Chuuut – Janine Boissard

"Le dimanche, on lit au lit".

je n'aime pas les pralines, en ce sens que la surprise peut être bonne ou mauvaise, et vu que je n'apprécie pas la majorité des fourrages, statistiquement, pour moi, la surprise est mauvaise.  Voilà pourquoi je n'aime que les manons Léonidas, c'est connu, ainsi que les gianduja et toutes les variétés en ja de Léonidas.  Note qu'on m'a vanté les mérites de ces succulentes pralines Neuhaus, Les irrésistibles, au nom déjà évocateur, qui me tentent vachement.  Enfin soit.  Tout ça pour dire que le côté "la vie est comme une boîte de pralines", très peu pour moi, déjà dans la vraie vie, alors certainement pas en matière de pralines.

Et pour dire qu'en matière de livres, c'est pareil, comme une boîte de pralines, effet surprise inside. 

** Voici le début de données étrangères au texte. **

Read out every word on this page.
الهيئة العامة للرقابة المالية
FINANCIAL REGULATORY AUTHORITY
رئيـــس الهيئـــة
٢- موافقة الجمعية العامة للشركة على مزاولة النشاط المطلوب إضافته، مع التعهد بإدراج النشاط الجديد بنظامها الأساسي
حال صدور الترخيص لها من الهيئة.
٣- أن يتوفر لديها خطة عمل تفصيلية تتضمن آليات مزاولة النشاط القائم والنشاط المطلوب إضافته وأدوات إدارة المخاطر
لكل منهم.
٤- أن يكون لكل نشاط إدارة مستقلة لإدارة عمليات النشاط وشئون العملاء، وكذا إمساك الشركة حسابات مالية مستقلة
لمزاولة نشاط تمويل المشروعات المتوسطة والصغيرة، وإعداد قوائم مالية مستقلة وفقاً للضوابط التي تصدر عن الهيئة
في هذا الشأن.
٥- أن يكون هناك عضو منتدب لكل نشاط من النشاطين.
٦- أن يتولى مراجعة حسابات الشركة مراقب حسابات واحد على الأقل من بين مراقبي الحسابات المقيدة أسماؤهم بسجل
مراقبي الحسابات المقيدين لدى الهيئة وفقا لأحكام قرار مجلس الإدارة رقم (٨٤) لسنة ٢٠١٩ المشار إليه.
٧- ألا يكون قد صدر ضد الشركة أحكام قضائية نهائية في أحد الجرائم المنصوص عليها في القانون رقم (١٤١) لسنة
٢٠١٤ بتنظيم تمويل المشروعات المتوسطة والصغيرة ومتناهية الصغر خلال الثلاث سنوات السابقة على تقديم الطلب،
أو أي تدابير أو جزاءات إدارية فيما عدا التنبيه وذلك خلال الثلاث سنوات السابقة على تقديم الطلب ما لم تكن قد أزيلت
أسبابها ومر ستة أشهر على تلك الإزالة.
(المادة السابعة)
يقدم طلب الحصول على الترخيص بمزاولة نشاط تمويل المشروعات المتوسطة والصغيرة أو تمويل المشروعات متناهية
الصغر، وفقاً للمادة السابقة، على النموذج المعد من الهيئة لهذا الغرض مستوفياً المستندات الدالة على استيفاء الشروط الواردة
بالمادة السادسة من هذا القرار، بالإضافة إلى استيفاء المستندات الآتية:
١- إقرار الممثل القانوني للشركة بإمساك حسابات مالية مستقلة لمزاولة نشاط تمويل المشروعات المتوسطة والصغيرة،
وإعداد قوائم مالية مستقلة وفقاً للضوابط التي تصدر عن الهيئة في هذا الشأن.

Mais j'ai ma manon à moi, c'est Janine Boissard.  Jamais de déception, même si, comme pour tout auteur, j'ai mon classement de mes "adorés par-dessus tout que j'aime d'amour".

Chuut en fait partie, tant je suis tombée raide dingue immédiatement de Nils (prénom évocateur, pour moi aussi, d'un petit gamin juché sur une oie) et de Fine.  Nils, exilé aux Pays-Bas, que le décès de sa mère va catapulter dans cette famille bien comme il faut, bien riche, bien unie, en apparences.  Fine, qui vit dans cette famille, dans ce château, pour qui l'arrivée de Nils va être comme une bouffée d'oxygène.

Oh oui, on les aime immédiatement, sans doute par cet ingénieux processus d'écriture qui nous plonge tour à tout dans la tête de l'une, puis de l'autre…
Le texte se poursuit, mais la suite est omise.